Obviously, it will be critical for pre-analysis plans to become more widespread in order for randomized controlled trials to become more transparent, and BITSS will continue to be an excellent resource for all social scientists interested in open science. However, making observational social science more transparent remains an open question. Fiona Burlig has a great 2016 paper on some prescriptive protocols for making observational data research more transparent. And Garret Christensen and Edward Miguel richly document the many difficulties of reconciling pre-analysis plans with observational data, since the ability to download data can put really the “pre” in pre-analysis plans in question. Did the authors really prepare their pre-analysis plan before getting data access? Even more disconcerting: can we really know if a replicator has downloaded data from a journal’s website after writing their pre-analysis plan? The stakes are high. The level of sheer willpower and effort scholars in economics have exerted towards gaining credible causal inferences from observational data over the years will have to be similarly applied towards making such work more transparent.

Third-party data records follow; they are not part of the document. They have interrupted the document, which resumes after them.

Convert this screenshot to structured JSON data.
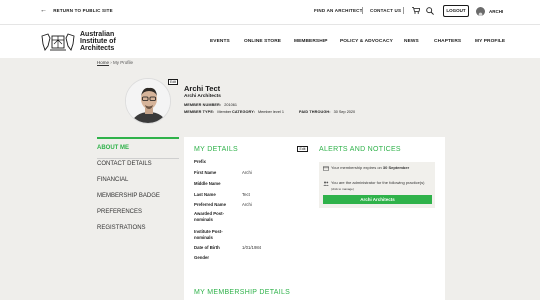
{
  "topbar": {
    "back_label": "RETURN TO PUBLIC SITE",
    "find_architect": "FIND AN ARCHITECT",
    "contact_us": "CONTACT US",
    "logout": "LOGOUT",
    "user_name": "ARCHI"
  },
  "brand": {
    "line1": "Australian",
    "line2": "Institute of",
    "line3": "Architects"
  },
  "nav": {
    "items": [
      "EVENTS",
      "ONLINE STORE",
      "MEMBERSHIP",
      "POLICY & ADVOCACY",
      "NEWS",
      "CHAPTERS",
      "MY PROFILE"
    ]
  },
  "breadcrumb": {
    "home": "Home",
    "separator": "›",
    "current": "My Profile"
  },
  "profile": {
    "edit_label": "Edit",
    "name": "Archi Tect",
    "organisation": "Archi Architects",
    "member_number_label": "MEMBER NUMBER:",
    "member_number": "201061",
    "member_type_label": "MEMBER TYPE:",
    "member_type": "Member",
    "category_label": "CATEGORY:",
    "category": "Member level 1",
    "paid_through_label": "PAID THROUGH:",
    "paid_through": "30 Sep 2020"
  },
  "sidebar": {
    "items": [
      "ABOUT ME",
      "CONTACT DETAILS",
      "FINANCIAL",
      "MEMBERSHIP BADGE",
      "PREFERENCES",
      "REGISTRATIONS"
    ]
  },
  "my_details": {
    "title": "MY DETAILS",
    "edit_label": "Edit",
    "fields": [
      {
        "label": "Prefix",
        "value": ""
      },
      {
        "label": "First Name",
        "value": "Archi"
      },
      {
        "label": "Middle Name",
        "value": ""
      },
      {
        "label": "Last Name",
        "value": "Tect"
      },
      {
        "label": "Preferred Name",
        "value": "Archi"
      },
      {
        "label": "Awarded Post-nominals",
        "value": ""
      },
      {
        "label": "Institute Post-nominals",
        "value": ""
      },
      {
        "label": "Date of Birth",
        "value": "1/01/1984"
      },
      {
        "label": "Gender",
        "value": ""
      }
    ]
  },
  "alerts": {
    "title": "ALERTS AND NOTICES",
    "expiry_text": "Your membership expires on",
    "expiry_date": "30 September",
    "admin_text": "You are the administrator for the following practice(s)",
    "admin_hint": "(click to manage)",
    "org_button": "Archi Architects"
  },
  "membership_details": {
    "title": "MY MEMBERSHIP DETAILS"
  },
  "colors": {
    "accent": "#2fb24a",
    "background": "#efeeeb"
  }
}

A solution I shared at the conference was inspired by recent developments in computer science and human-computer interaction. Trusted timestamping is a field in computer and information science that builds on the blockchain technology (used mainly in cryptocurrencies) that can conclusively determine that a query to software did not exist until a certain point in time, in a verifiable way that cannot be manipulated, even by the author. I discussed how an AI-driven cloud-based system based on trusted timestamping and other innovations would be able to collect all of the queries accompanying a research project in real-time while economists do their research as usual. Essentially, authors would be able to prove that a pre-analysis plan was written before any queries on statistical software were run. Theoretically, this would allow economists working on observational data to benefit from pre-analysis plans in the ways that experimental economists already do. The use of AI sidesteps many concerns, but I hasten to add that the software solution is still a work in progress, and that a person with truly nefarious intentions will always be difficult to rule out entirely. To preserve the integrity of pre-analysis plans, it is of first-order importance that any solution claiming to build on it be implemented only when it is as credible as humanly possible.
Not all of economics research can (or should be, in my view) be automated, but my suggested solutions aim to help us at least know where subjective choices are being made and be able to flag them in a transparent and precise way. Understanding human-computer interactions, I believe, will be critical to helping the next-generation of economists and behavioral scientists on their journey to making research transparent. This step may help our discussions around transparency become more inclusive over time, and perhaps make discussions feel less subjective — our migration on the path towards stronger ethics in the social sciences is only beginning!
About the author: Kweku Opoku-Agyemang is a research fellow affiliated with the Center for Effective Global Action of UC Berkeley and the International Growth Centre. His research interests include development economics, political economy, behavioral economics, research transparency and human-computer interaction.
Hi Kweku, this is an interesting discourse on transparent research, which indeed anchors on what the researcher ‘prefers’ or what makes ‘sense’ in the context. This can’t be automated nor airtight regulated but every attempt towards ensuring credible evidence is fundamental.